Il traguardo che si avvicina spinge lo sguardo alle spalle, verso un percorso lungo, faticoso, ma allo stesso tempo ricco di esperienze e di amicizie. Nel 2010 è stato tracciato il primo punto di un cerchio che quest’anno sta per chiudersi. È quello degli studenti di Medicina che hanno salutato con una festa il loro ultimo semestre di corsi. Più di cento camici bianchi si sono riuniti il 6 maggio nell’aula grande dell’edificio 9 del Policlinico per brindare, mangiare, ballare e perfino fare beneficenza. Lo spiega Maria Amicone, organizzatrice della giornata: “abbiamo raccolto una quota per comprare tutto il necessario. I soldi avanzati sono stati donati in parte a Emergency e in parte a Medici senza frontiere”. Tutto nel segno dell’unione: “è stato un bel momento di aggregazione. La festa ci ha permesso di conoscerci ancora meglio. Dopo sei anni trascorsi insieme si è creata una vera e propria famiglia”. Una famiglia molto eterogenea: “durante la vita universitaria ho imparato ad approcciarmi a diversi tipi di persone. Qui a Medicina trovi l’ateo e il cattolico, chi pensa solo allo studio e chi si dedica a mille attività. Tutti, però, lavoriamo per arrivare con responsabilità allo stesso obiettivo”. Un obiettivo per il quale, a suo avviso, “è importante studiare, ma non solo. Serve fare pratica e guardarsi intorno. Ai miei colleghi più piccoli suggerirei di trascorrere più tempo possibile in reparto, di vivere l’esperienza Erasmus e di cercarsi un lavoretto così da non dipendere dai genitori”. Un supporto nell’organizzazione della festa le è arrivato da Alfredo Di Giovanni, improvvisatosi DJ: “un mio amico ed io abbiamo collegato un cellulare a una cassa, aprendo poi le danze con i balli di gruppo. È stato un momento molto emozionante. Ti rendi conto che i sei anni, molto sofferti, stanno finendo. A festa conclusa ci siamo spostati sul prato fuori l’Edificio 20. Lì è iniziata una nuova pasquetta con tanto di chitarre e
palloni”. Per lui, due esami alla laurea e una media del 28.7, facile individuare l’insegnamento più importante ricevuto al Policlinico: “conserverò sempre la determinazione necessaria per non mollare mai e non abbattermi. Ho capito che attaccarsi al voto non serve. Ciò che conta è quello che si impara veramente”. Credendo in se stessi e nei propri sforzi. Un atteggiamento che Federica Fossataro ha acquisito col tempo: “sono entrata ragazzina e sono cresciuta attraverso tutte le difficoltà che ho superato.
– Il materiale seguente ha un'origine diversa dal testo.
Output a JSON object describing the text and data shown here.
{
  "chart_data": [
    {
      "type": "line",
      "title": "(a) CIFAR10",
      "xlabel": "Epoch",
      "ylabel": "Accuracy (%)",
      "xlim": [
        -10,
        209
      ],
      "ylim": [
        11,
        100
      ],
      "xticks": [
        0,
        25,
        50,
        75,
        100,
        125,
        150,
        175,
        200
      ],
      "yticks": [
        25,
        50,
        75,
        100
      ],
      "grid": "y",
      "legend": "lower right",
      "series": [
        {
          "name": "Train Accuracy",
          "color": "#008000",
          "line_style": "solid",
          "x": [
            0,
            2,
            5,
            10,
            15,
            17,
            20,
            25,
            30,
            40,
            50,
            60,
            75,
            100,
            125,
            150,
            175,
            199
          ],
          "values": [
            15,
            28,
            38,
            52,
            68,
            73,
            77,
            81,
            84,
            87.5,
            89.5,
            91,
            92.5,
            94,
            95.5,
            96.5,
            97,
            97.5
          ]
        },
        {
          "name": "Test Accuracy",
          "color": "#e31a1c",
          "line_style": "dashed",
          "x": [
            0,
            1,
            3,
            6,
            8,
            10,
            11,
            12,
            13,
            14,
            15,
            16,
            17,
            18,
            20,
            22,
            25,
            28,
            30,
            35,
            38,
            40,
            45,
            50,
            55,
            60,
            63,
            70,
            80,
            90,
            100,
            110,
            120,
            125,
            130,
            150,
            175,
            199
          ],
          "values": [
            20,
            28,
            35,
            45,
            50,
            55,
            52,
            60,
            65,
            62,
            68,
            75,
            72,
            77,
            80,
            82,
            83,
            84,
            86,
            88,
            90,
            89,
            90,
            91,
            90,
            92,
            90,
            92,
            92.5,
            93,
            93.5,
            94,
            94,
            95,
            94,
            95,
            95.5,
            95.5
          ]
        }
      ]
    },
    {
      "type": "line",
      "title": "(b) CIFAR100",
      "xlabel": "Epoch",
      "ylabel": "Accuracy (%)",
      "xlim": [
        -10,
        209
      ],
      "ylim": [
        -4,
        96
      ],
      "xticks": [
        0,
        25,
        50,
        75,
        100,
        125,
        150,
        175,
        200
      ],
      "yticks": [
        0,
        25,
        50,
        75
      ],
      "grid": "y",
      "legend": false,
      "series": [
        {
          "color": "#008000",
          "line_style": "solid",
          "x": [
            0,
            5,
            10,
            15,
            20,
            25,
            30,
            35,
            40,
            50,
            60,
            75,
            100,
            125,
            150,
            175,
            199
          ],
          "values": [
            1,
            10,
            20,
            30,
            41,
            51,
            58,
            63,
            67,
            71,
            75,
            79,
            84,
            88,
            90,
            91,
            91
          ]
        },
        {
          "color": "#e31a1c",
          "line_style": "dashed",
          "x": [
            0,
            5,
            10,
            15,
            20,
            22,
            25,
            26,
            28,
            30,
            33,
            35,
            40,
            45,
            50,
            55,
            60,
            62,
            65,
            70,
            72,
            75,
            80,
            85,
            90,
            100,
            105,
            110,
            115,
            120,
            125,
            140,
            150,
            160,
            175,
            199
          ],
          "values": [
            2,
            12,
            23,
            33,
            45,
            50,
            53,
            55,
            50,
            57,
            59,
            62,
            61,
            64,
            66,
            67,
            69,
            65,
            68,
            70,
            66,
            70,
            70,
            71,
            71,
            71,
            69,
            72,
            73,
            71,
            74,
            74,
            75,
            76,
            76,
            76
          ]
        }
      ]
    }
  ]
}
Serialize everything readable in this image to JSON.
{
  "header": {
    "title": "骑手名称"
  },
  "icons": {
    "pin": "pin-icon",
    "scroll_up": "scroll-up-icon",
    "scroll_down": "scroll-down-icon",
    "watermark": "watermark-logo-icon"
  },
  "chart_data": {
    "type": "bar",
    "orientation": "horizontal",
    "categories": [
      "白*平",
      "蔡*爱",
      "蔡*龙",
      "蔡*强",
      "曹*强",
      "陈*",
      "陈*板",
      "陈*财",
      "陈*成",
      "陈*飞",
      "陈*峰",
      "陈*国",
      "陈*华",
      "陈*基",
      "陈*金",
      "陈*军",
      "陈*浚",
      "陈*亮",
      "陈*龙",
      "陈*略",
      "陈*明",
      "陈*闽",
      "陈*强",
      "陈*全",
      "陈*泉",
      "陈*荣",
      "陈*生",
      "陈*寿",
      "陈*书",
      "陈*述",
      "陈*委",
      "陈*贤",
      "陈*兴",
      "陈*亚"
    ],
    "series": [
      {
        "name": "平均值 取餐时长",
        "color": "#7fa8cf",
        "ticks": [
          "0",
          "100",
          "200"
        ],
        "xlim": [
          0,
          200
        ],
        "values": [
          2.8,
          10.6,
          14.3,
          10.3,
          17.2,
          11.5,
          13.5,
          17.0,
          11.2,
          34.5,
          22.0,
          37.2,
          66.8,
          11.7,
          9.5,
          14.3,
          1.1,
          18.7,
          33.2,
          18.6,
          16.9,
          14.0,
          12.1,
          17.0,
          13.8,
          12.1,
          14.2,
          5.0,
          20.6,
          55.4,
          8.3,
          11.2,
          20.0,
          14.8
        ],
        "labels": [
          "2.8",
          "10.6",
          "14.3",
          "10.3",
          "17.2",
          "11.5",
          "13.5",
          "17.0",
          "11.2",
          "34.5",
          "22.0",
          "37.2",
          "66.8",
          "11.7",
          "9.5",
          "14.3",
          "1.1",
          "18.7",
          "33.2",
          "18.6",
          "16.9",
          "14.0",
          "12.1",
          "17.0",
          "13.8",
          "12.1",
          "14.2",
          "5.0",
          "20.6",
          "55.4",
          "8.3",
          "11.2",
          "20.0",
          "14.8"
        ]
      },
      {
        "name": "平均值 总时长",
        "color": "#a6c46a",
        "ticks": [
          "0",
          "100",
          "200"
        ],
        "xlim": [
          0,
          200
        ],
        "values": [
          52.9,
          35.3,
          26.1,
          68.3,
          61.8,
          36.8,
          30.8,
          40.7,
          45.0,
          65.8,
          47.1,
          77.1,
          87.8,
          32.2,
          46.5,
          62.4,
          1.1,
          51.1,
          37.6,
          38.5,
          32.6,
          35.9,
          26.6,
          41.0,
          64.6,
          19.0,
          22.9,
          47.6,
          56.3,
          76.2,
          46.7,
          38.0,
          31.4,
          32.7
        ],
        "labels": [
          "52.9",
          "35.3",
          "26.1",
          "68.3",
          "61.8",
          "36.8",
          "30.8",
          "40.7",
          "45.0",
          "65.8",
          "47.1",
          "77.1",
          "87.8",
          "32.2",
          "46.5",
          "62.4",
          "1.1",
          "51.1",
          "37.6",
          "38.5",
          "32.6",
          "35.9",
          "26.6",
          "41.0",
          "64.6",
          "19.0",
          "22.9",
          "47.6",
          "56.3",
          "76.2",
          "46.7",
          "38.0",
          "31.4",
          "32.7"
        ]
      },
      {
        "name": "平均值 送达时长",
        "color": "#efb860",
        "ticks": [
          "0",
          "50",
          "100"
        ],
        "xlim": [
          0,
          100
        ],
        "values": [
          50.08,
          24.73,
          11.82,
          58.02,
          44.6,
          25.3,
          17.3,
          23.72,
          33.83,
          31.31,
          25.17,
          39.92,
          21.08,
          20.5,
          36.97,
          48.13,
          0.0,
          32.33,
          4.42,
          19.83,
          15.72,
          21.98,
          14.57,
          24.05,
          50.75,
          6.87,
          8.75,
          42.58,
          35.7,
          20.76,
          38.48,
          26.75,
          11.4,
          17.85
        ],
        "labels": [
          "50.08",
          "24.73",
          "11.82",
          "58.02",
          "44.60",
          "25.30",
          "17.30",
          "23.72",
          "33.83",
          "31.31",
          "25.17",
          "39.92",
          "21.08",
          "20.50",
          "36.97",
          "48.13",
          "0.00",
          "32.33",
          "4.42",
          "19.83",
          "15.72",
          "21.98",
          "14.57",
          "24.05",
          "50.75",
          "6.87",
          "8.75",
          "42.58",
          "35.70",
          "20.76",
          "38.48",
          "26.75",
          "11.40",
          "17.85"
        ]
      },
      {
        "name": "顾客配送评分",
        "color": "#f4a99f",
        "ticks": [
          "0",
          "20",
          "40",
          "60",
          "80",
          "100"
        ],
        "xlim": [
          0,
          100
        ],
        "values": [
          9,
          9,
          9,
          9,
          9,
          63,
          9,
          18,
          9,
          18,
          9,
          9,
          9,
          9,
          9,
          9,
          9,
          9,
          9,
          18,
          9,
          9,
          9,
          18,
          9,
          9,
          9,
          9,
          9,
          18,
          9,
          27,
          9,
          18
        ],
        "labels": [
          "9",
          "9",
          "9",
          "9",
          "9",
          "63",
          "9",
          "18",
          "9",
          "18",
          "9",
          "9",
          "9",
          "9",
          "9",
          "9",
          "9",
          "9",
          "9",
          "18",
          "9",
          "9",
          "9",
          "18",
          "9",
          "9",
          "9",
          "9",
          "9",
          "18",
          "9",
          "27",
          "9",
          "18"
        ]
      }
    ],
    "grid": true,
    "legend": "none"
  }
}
Tra il terzo e il quarto anno ho smesso di credere a ogni esame di non farcela, preferendo ripetere a me stessa che avevo dato il massimo, preparandomi nel miglior modo possibile”. Dei suoi sei anni conserva “solo ricordi positivi. Mi mancherà il Policlinico”. Ha il segno più pure il bilancio di Massimiliano Esposito :“non cambierei nulla della mia carriera. Perfino gli esami andati male sono stati utili perché hanno contribuito a perfezionare il mio metodo di studio”. Sulla festa: “mi ha riportato ai miei inizi da matricola, ricordandomi sacrifici, esami e persone conosciute. In questi anni è cresciuto soprattutto il mio senso di responsabilità”. Perché, come ricorda Walter Ilardi: “si cresce, passando dallo stile di vita di un diciottenne che vive di aspettative e di divertimento a quello di un laureando che ha voglia di approfondire ogni questione. Il percorso di studio mi ha reso attento e meticoloso”. Con il brindisi del 6 maggio: “si è chiuso un ciclo che ha lasciato cicatrici profonde. I festeggiamenti ci hanno uniti più di ogni previsione. A Medicina ognuno corre per la sua strada, ma, quando il traguardo si avvicina, si inizia a correre insieme, senza alcun podio”. È a tal proposito che parla di “crescita da un punto di vista umano e relazionale” Vincenzo Starace, per il quale il momento ludico ha avuto un sapore agrodolce: “da un lato ero contento, perché sto studiando da tanto e mi sembrava di vedere la fine del percorso. Dall’altro ero triste perché pensavo di non rivedere più i miei compagni”. La festa resta uno dei ricordi più belli di questi suoi sei anni. Uno meno piacevole? “Quando ho dato l’esame di Farmacologia e Tossicologia Medica. Non sono mai stato molto ansioso, ma da allora ho avuto problemi a prendere sonno”. Gli ultimi due scogli attendono lui e tanti suoi colleghi. Il traguardo si avvicina. Il cerchio sta per chiudersi. Auguri.